Friday, January 20, 2006

End-of-week life drama update

The week is winding down, and it's not like the drama has even let up any so it's time for another update. For those keeping score at home, it's been six weeks since the car died and got the ball rolling on the non-stop catastrophies in my life, but I'm still alive.

The setting of the latest incident was Wednesday evening. Earlier that day, I had taken a taxi from home to the daycare to drop off the kids, then took the bus into work the rest of the way. The Nameless One (I don't even know what to call her anymore, but readers of Terry Goodkind will recognize this name) had the car, was supposed to get off from work at 2pm and have plenty of time to pick up the kids before the daycare closed at 7pm.

At about 7:30 I get a call from the daycare on my cell phone and a feeling of dread washes over me. The kids were still there and the other phone numbers they tried calling had no answer. At the tail end of this conversation, my office line rang and the caller ID showed it was her. "I need you to do me a huge favor and call the daycare and let them know I'm really really sorry and that I'll be there in 10 minutes to get the kids."

I called the daycare back up to let them know that someone was on the way. They were relieved, but the lady also let me know that they would have to charge us extra for staying after closing. I told them that it was unavoidable at this point and that she would have to pay for it since she was the one that was late. I really didn't want to know what could have been so important that she couldn't pick up our kids on time.

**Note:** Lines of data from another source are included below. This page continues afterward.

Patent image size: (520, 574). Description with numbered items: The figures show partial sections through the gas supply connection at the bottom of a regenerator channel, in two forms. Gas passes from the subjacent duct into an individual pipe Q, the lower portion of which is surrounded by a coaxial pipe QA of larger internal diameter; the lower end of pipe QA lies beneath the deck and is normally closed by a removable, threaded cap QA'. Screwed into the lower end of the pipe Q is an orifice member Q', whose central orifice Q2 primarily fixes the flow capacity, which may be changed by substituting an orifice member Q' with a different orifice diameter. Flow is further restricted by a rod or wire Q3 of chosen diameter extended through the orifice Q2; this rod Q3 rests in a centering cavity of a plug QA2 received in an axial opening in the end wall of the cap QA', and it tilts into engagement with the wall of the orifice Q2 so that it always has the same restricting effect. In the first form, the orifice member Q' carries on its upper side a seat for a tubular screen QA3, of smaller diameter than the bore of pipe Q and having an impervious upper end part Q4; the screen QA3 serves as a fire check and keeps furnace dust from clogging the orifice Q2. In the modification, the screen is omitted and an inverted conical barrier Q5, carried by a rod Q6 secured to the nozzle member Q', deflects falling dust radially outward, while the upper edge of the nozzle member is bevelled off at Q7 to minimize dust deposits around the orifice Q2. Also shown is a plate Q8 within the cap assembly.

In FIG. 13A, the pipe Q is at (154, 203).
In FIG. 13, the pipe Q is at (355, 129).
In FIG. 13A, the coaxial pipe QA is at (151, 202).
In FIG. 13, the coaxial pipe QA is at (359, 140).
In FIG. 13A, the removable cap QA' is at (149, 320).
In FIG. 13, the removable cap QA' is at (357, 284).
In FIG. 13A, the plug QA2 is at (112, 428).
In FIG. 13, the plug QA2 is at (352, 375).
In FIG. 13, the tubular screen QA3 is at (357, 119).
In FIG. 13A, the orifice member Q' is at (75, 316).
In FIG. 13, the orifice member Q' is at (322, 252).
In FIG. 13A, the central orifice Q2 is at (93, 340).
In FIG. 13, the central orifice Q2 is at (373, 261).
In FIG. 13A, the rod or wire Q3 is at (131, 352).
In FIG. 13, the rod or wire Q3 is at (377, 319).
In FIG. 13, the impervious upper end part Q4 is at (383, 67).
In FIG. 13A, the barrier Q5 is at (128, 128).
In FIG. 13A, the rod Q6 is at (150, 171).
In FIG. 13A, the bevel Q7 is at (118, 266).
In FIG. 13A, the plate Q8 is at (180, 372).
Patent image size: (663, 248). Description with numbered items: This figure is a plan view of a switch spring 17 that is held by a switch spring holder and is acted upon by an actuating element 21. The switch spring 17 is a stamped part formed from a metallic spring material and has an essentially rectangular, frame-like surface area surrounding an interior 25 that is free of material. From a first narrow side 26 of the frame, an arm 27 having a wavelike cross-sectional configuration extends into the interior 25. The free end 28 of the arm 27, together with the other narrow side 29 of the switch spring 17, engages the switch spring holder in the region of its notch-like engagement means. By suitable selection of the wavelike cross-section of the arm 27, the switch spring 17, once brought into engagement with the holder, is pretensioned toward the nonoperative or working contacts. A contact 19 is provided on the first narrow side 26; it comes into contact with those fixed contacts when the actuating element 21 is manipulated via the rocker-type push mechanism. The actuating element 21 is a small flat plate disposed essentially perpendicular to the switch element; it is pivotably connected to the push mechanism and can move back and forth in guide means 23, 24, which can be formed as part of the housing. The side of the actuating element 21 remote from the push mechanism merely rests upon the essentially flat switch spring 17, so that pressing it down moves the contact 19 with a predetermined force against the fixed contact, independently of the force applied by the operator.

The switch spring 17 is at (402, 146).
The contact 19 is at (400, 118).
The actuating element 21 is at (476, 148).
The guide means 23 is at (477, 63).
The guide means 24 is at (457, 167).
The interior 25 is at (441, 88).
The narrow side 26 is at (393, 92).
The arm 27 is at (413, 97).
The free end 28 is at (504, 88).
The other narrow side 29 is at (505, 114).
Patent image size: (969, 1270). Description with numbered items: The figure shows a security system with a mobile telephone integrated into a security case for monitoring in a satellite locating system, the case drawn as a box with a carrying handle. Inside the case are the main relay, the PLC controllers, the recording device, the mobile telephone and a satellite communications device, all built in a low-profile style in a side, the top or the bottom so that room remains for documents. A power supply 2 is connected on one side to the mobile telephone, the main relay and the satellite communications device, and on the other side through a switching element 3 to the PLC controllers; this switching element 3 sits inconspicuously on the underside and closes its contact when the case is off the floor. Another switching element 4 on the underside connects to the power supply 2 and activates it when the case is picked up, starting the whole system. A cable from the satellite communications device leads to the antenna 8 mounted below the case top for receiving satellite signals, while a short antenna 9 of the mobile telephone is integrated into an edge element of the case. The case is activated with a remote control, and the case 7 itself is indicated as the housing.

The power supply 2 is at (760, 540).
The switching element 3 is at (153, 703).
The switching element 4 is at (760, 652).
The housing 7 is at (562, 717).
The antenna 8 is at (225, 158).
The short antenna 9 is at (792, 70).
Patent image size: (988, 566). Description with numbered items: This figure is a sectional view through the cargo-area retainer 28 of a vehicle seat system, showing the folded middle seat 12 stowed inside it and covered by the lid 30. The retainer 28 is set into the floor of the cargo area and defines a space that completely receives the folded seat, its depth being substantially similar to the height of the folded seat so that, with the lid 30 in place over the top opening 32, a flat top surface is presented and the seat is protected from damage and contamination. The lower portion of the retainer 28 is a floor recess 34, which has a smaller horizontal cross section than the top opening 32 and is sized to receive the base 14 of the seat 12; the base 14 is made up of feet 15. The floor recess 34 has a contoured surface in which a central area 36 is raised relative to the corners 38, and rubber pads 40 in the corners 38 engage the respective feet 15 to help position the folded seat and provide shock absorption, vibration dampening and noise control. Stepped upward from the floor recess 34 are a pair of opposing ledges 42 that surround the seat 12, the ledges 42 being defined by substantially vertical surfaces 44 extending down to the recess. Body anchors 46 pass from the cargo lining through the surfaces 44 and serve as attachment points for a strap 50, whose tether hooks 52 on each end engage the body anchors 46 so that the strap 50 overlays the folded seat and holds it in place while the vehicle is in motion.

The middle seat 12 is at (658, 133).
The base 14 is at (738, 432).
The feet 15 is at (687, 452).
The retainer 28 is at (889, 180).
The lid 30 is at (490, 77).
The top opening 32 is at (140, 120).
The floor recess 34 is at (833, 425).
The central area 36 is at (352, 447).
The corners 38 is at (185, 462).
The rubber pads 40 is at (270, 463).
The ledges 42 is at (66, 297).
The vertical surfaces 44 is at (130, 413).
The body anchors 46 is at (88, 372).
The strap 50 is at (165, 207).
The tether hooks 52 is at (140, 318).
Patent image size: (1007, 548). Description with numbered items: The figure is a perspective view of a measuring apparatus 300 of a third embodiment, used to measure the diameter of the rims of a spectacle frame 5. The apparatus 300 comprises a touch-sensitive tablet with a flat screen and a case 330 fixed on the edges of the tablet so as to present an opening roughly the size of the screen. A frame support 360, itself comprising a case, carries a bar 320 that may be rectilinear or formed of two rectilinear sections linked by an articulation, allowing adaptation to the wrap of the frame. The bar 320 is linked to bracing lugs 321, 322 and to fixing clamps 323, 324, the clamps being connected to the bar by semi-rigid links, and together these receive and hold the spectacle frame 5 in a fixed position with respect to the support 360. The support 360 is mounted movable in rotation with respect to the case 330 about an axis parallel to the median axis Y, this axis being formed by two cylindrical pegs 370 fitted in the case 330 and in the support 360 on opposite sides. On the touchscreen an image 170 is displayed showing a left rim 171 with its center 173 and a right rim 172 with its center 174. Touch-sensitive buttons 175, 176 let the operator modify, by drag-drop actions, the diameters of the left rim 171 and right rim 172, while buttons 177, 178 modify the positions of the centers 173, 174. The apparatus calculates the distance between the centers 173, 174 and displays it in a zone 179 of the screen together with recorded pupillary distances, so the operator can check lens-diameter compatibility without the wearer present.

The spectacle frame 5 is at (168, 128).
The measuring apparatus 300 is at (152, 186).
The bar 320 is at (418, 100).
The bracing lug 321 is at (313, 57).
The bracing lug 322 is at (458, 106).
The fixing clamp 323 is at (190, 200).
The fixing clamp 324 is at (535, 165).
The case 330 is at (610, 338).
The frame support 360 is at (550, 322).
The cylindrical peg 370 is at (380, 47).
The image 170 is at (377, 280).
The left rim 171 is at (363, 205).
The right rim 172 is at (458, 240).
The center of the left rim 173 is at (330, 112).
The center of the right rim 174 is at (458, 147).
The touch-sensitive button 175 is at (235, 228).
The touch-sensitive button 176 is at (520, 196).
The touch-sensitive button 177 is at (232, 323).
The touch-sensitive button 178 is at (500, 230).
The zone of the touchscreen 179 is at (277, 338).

Shortly thereafter, I get a call from the Nameless One again screeching about the $90 the daycare is charging us for staying open late. For effect, I merely stayed quiet throughout the whole frantic tirade and for a few moments after it was over before giving my reply in an even and calm voice. "I'm sorry, but I feel that you need to be the one that pays it since you were late in picking the kids up." That just set her boiling and I got a cold reply of "Fine! I'm on my way to pick you up, so make sure you're outside and ready to go," before she rudely hung up.

The drive home was punctuated by even more frantic shrieking and guilt-tripping, most notably by the "I hope you're happy because I watched a man die today" attempts. I sat in silence for most of the trip, simply letting the misplaced emotions go in one ear and right back out the other. I was in no mood to hear the story behind the dead man, and if it were true I knew that the universe was trying to restore balance for all of her recent shit and was trying to teach her a lesson. There was no sense in letting her talk freely about it to me to feel better yet, it needed to steep inside of her twisted soul for a while for a much stronger effect. Sensing her words were having no effect, she seemed to make one last-ditch effort by calling a friend to "check" and see if they were still going to come over to pick her up and then went into the dramatics to illustrate a point that someone still cared about her "fragile" emotions.

It has been about 36 hours since she left home, returning only twice for a moment to retrieve some item from the bedroom and quickly leaving again. The whole story takes another odd turn when I get a message from her work on the answering machine last night from the new manager that was just hired this week. Simply put, he wanted to know if she was going to work today (Friday) or skip work like she did the past two days. On top of all the crap lately, lying gets added to the list, and it doesn't affect me at all but the truth sure does reflect poorly on her at work. If things are going so bad, why go and make things worse by endangering your job and risking getting fired?

The lies make me question the whole dead man story as well. Within two hours of leaving on Wednesday night, she made her first momentary return and didn't seem the least bit disturbed or sad by the "tragic" events of her day. I checked the Blue Beast before leaving on Thursday morning and the only evidence I could find of any sort of accident was a smear of yellow and white paint on the front left bumper, but no dents or scratches that I could see anywhere else. In a twisted, sad sort of way, I hope a man did die because that's the kind of shock it seems that it will take to teach her that there are serious consequences to her selfishly careless actions. If one doesn't learn a lesson from something like that, it seems hopeless and I don't know what else it could possibly take to drill some sense into a skull that thick.